Ironically, every actual Irish person I’ve ever known, despite a variety of accent, has been quite comprehensible. It’s actually quite a pleasant accent.

The only production I ever walked out of was simply “Inherit the Wind”. Good performance, but I realized after 10 minutes that, despite having never seen or read it, I knew everything that was going to happen.

I felt sort of depressed about that and left at intermission.

John Corrado, I read your tale of Dracula, and had to apologize to the people on either side of me, sitting at the computer banks at the library.
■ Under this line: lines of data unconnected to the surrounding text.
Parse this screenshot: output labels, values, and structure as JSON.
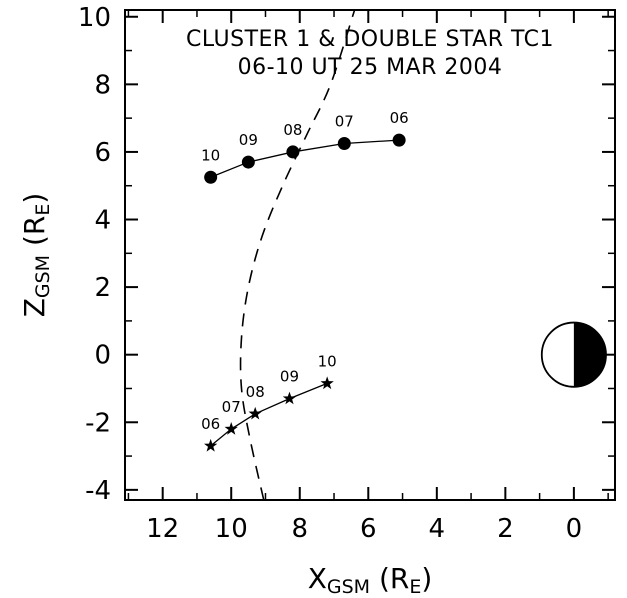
{
  "chart_data": {
    "type": "line",
    "title": "CLUSTER 1 & DOUBLE STAR TC1",
    "subtitle": "06-10 UT 25 MAR 2004",
    "xlabel": {
      "main": "X",
      "sub": "GSM",
      "unit_open": " (R",
      "unit_sub": "E",
      "unit_close": ")"
    },
    "ylabel": {
      "main": "Z",
      "sub": "GSM",
      "unit_open": " (R",
      "unit_sub": "E",
      "unit_close": ")"
    },
    "xlim": [
      13.1,
      -1.2
    ],
    "ylim": [
      -4.3,
      10.2
    ],
    "x_ticks": [
      12,
      10,
      8,
      6,
      4,
      2,
      0
    ],
    "y_ticks": [
      10,
      8,
      6,
      4,
      2,
      0,
      -2,
      -4
    ],
    "grid": false,
    "series": [
      {
        "marker": "circle",
        "x": [
          10.6,
          9.5,
          8.2,
          6.7,
          5.1
        ],
        "y": [
          5.25,
          5.7,
          6.0,
          6.25,
          6.35
        ],
        "labels": [
          "10",
          "09",
          "08",
          "07",
          "06"
        ]
      },
      {
        "marker": "star",
        "x": [
          10.6,
          10.0,
          9.3,
          8.3,
          7.2
        ],
        "y": [
          -2.7,
          -2.2,
          -1.75,
          -1.3,
          -0.85
        ],
        "labels": [
          "06",
          "07",
          "08",
          "09",
          "10"
        ]
      }
    ],
    "boundary": {
      "style": "dashed",
      "x": [
        9.05,
        9.45,
        9.7,
        9.7,
        9.5,
        9.1,
        8.5,
        7.8,
        7.1,
        6.4
      ],
      "y": [
        -4.3,
        -2.5,
        -1.0,
        0.5,
        2.0,
        3.5,
        5.0,
        6.5,
        8.0,
        10.2
      ]
    },
    "earth": {
      "x": 0,
      "y": 0,
      "radius": 0.95,
      "day_color": "#ffffff",
      "night_color": "#000000"
    }
  }
}
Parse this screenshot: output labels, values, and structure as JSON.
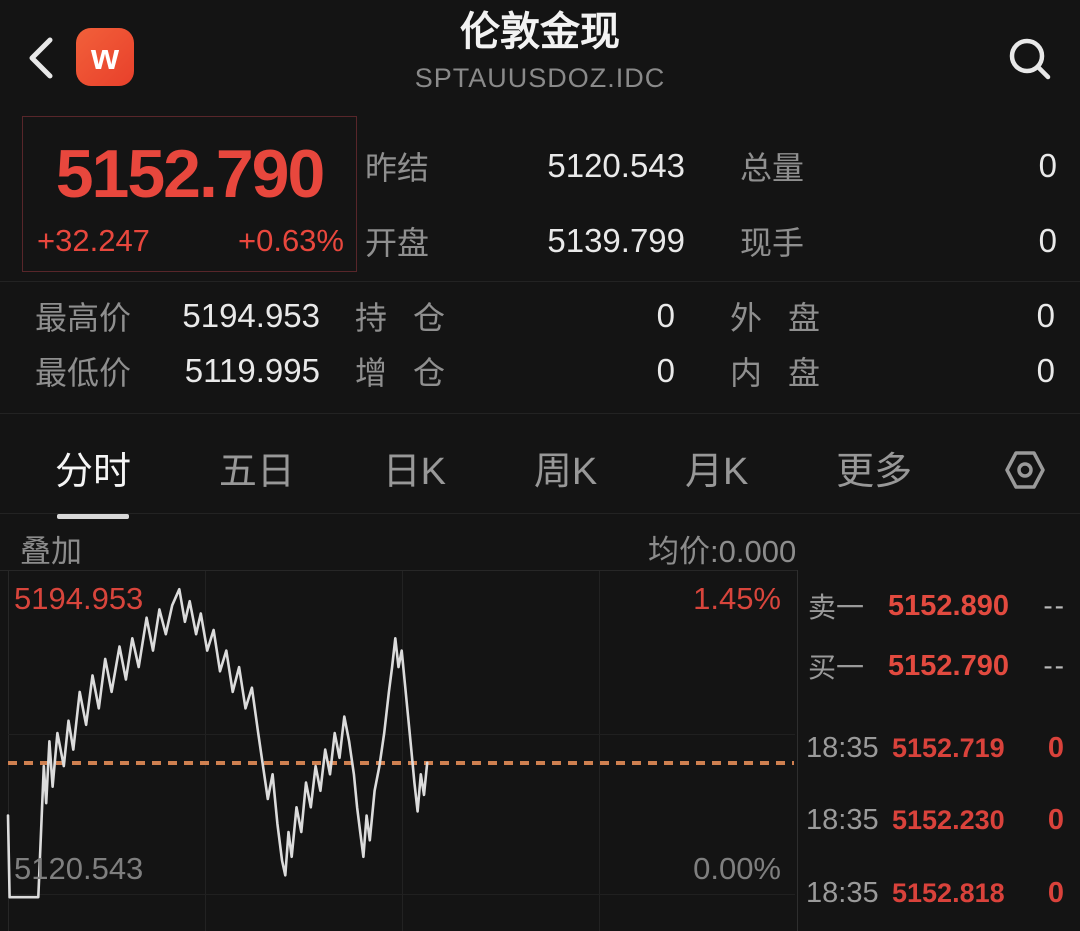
{
  "header": {
    "title": "伦敦金现",
    "subtitle": "SPTAUUSDOZ.IDC",
    "back_icon": "chevron-left",
    "app_icon_letter": "w",
    "search_icon": "magnifier"
  },
  "quote": {
    "last": "5152.790",
    "change": "+32.247",
    "change_pct": "+0.63%",
    "rows": [
      {
        "label1": "昨结",
        "value1": "5120.543",
        "label2": "总量",
        "value2": "0"
      },
      {
        "label1": "开盘",
        "value1": "5139.799",
        "label2": "现手",
        "value2": "0"
      }
    ],
    "stats": [
      [
        {
          "label": "最高价",
          "value": "5194.953"
        },
        {
          "label": "持仓",
          "value": "0"
        },
        {
          "label": "外盘",
          "value": "0"
        }
      ],
      [
        {
          "label": "最低价",
          "value": "5119.995"
        },
        {
          "label": "增仓",
          "value": "0"
        },
        {
          "label": "内盘",
          "value": "0"
        }
      ]
    ]
  },
  "tabs": {
    "items": [
      "分时",
      "五日",
      "日K",
      "周K",
      "月K",
      "更多"
    ],
    "active": "分时",
    "settings_icon": "hexagon-gear"
  },
  "overlay_bar": {
    "overlay_label": "叠加",
    "avg_label": "均价:0.000"
  },
  "chart_data": {
    "type": "line",
    "title": "分时走势 (intraday price line)",
    "high_label": "5194.953",
    "low_label": "5120.543",
    "pct_high_label": "1.45%",
    "pct_low_label": "0.00%",
    "y_high": 5194.953,
    "y_low": 5119.995,
    "prev_close": 5120.543,
    "last_price": 5152.79,
    "ylim": [
      5119.995,
      5196.0
    ],
    "grid": "quarters",
    "points": [
      [
        0.01,
        5140
      ],
      [
        0.012,
        5120.2
      ],
      [
        0.048,
        5120.2
      ],
      [
        0.055,
        5152
      ],
      [
        0.058,
        5143
      ],
      [
        0.062,
        5158
      ],
      [
        0.066,
        5147
      ],
      [
        0.072,
        5160
      ],
      [
        0.08,
        5152
      ],
      [
        0.086,
        5163
      ],
      [
        0.092,
        5156
      ],
      [
        0.1,
        5170
      ],
      [
        0.108,
        5162
      ],
      [
        0.116,
        5174
      ],
      [
        0.124,
        5166
      ],
      [
        0.132,
        5178
      ],
      [
        0.14,
        5170
      ],
      [
        0.15,
        5181
      ],
      [
        0.158,
        5173
      ],
      [
        0.166,
        5183
      ],
      [
        0.174,
        5176
      ],
      [
        0.184,
        5188
      ],
      [
        0.192,
        5180
      ],
      [
        0.2,
        5190
      ],
      [
        0.208,
        5184
      ],
      [
        0.216,
        5191
      ],
      [
        0.225,
        5194.9
      ],
      [
        0.232,
        5187
      ],
      [
        0.238,
        5192
      ],
      [
        0.246,
        5184
      ],
      [
        0.252,
        5189
      ],
      [
        0.26,
        5180
      ],
      [
        0.268,
        5185
      ],
      [
        0.276,
        5175
      ],
      [
        0.284,
        5180
      ],
      [
        0.292,
        5170
      ],
      [
        0.3,
        5176
      ],
      [
        0.308,
        5166
      ],
      [
        0.316,
        5171
      ],
      [
        0.324,
        5160
      ],
      [
        0.33,
        5152
      ],
      [
        0.336,
        5144
      ],
      [
        0.342,
        5150
      ],
      [
        0.348,
        5138
      ],
      [
        0.354,
        5129
      ],
      [
        0.358,
        5125.5
      ],
      [
        0.362,
        5136
      ],
      [
        0.366,
        5130
      ],
      [
        0.372,
        5142
      ],
      [
        0.378,
        5136
      ],
      [
        0.384,
        5148
      ],
      [
        0.39,
        5142
      ],
      [
        0.396,
        5152
      ],
      [
        0.402,
        5146
      ],
      [
        0.408,
        5156
      ],
      [
        0.414,
        5150
      ],
      [
        0.42,
        5160
      ],
      [
        0.426,
        5154
      ],
      [
        0.432,
        5164
      ],
      [
        0.438,
        5158
      ],
      [
        0.444,
        5150
      ],
      [
        0.448,
        5142
      ],
      [
        0.452,
        5136
      ],
      [
        0.456,
        5130
      ],
      [
        0.46,
        5140
      ],
      [
        0.464,
        5134
      ],
      [
        0.47,
        5146
      ],
      [
        0.476,
        5152
      ],
      [
        0.482,
        5160
      ],
      [
        0.488,
        5170
      ],
      [
        0.492,
        5176
      ],
      [
        0.496,
        5183
      ],
      [
        0.5,
        5176
      ],
      [
        0.504,
        5180
      ],
      [
        0.508,
        5172
      ],
      [
        0.512,
        5164
      ],
      [
        0.516,
        5156
      ],
      [
        0.52,
        5148
      ],
      [
        0.524,
        5141
      ],
      [
        0.528,
        5150
      ],
      [
        0.532,
        5145
      ],
      [
        0.536,
        5152.8
      ]
    ]
  },
  "order_book": {
    "rows": [
      {
        "label": "卖一",
        "price": "5152.890",
        "qty": "--"
      },
      {
        "label": "买一",
        "price": "5152.790",
        "qty": "--"
      }
    ]
  },
  "trades": [
    {
      "time": "18:35",
      "price": "5152.719",
      "qty": "0"
    },
    {
      "time": "18:35",
      "price": "5152.230",
      "qty": "0"
    },
    {
      "time": "18:35",
      "price": "5152.818",
      "qty": "0"
    }
  ],
  "colors": {
    "up_red": "#e8473d",
    "accent_orange_dotted": "#cf8050",
    "label_gray": "#8f8f8f",
    "value_white": "#e9e9e9",
    "background": "#141414",
    "app_icon_orange": "#ee4a2d"
  }
}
I was trying to hold in hysterical laughter, and they thought I was having some kind of fit!

I’d say where I saw this production of OurTown, but I linked to this thread on my LJ, and they might find it.

It was overall an okay production but they had the same problem. Quite specifically in the script, the year is explictly mentioned several times (“The year right now is 1922”). However, when the two children are supposed to be talking to each other from their respective bedroom windows, they were IMing each other. :confused:

The actors would pantomime typing, and an IM window was projected onto the backdrop of the set, showing what they were saying to each other. And yes, IM-speak was used (“c u 2morrow”).

Rent.

On Broadway, fer crissake.

So much for reading the reviews and listening to the critics.

Even after reading the Playbill, I still don’t know what it was about.

My wife and I got up at intermission, and never looked back. (At least we got into a good restaurant before all the theatres let out.)

In the early 70s, our church hosted a traveling troupe doing a production of Jesus Christ, Superstar. All of the costumes were badly sewn bedsheets. No one sang - it was entirely lip-sync’d to the records. The director apparently came up with only one dramatic expression - picture a performer with his arms outstretched forward, palms up, waving his arms up and down to emphasize the “drama”.

It was beyond bad. I give amateur performers the benefit of a lot of doubt because I know I couldn’t get up on stage and act, but I know I could have done better than these guys.